Comment 34 Paweł Hajdan, Jr. 2010-08-26 16:19:14 PDT
(In reply to comment #32)
> (From update of attachment 65635 [details])
> Why is the 3rd switch needed?

Without it http://code.google.com/p/chromium/issues/detail?id=29333 is not fixed.

> CAn we write a test case for this?

Please take a look at https://bugs.webkit.org/show_bug.cgi?id=33027

(In reply to comment #33)
> Has this patch been tested with older versions of libxml2?

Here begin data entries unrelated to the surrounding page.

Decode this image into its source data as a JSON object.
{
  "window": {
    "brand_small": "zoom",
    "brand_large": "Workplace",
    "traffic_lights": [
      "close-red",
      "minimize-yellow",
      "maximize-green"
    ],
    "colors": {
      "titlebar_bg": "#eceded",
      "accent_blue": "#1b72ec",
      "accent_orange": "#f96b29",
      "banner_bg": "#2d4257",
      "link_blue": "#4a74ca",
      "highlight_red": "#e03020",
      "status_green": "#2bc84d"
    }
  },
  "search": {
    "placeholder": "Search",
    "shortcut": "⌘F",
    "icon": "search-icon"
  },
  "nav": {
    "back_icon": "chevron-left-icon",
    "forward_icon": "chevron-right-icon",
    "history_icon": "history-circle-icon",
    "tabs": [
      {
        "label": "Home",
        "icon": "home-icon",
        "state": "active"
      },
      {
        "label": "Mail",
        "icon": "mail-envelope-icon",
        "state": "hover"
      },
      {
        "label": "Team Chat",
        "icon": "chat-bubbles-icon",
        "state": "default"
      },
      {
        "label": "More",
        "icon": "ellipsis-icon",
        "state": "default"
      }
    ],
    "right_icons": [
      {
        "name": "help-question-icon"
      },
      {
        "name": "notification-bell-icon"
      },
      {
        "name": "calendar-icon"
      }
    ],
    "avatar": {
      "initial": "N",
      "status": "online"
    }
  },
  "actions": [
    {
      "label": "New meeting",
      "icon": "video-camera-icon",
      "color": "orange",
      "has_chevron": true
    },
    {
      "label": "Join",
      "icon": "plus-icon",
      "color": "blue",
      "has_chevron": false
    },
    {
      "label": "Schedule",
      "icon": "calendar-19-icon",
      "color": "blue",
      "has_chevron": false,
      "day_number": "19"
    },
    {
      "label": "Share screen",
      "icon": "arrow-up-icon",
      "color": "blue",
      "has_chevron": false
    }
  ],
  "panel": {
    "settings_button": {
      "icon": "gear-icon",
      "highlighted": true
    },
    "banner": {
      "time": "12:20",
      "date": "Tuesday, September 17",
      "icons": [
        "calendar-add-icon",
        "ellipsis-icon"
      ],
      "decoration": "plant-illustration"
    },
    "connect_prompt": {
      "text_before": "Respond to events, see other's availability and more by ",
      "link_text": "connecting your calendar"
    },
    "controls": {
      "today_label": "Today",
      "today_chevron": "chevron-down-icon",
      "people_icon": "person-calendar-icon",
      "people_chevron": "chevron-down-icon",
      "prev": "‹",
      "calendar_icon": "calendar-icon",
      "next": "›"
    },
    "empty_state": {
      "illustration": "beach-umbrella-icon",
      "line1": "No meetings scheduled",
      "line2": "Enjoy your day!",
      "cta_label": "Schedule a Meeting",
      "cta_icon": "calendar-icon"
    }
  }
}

I will test it with libxml2-2.7.3 and report here.
Comment 35 Mark Rowe (bdash) 2010-08-26 16:23:56 PDT
(In reply to comment #34)
> (In reply to comment #33)
> > Has this patch been tested with older versions of libxml2?
> 
> I will test it with libxml2-2.7.3 and report here.

We need to make sure that this works as far back as libxml2-2.6.16, the version that Tiger and Leopard use.
Comment 36 Paweł Hajdan, Jr. 2010-08-27 07:40:10 PDT
(In reply to comment #35)
> We need to make sure that this works as far back as libxml2-2.6.16,
> the version that Tiger and Leopard use.

I have tested with the following versions of libxml2: 2.7.7, 2.7.3, and 2.6.16. The patch seems to work fine for all of those versions.
Comment 37 WebKit Commit Bot 2010-08-29 13:46:33 PDT
Comment on attachment 65637 [details]
patch

Clearing flags on attachment: 65637

Committed r66336: <http://trac.webkit.org/changeset/66336>
Comment 38 WebKit Commit Bot 2010-08-29 13:46:40 PDT
All reviewed patches have been landed.  Closing bug.
Comment 39 Vincent Lefevre 2010-08-30 08:09:19 PDT
*** Bug 34063 has been marked as a duplicate of this bug. ***
Comment 40 Martin Robinson 2010-09-16 10:34:23 PDT
This seems to have fixed a large number of the tests that were failing because of libxml issues, but not all them. For instance, see: http/tests/xmlhttprequest/broken-xml-encoding.html or just search for "libxml" in the GTK+ skipped list.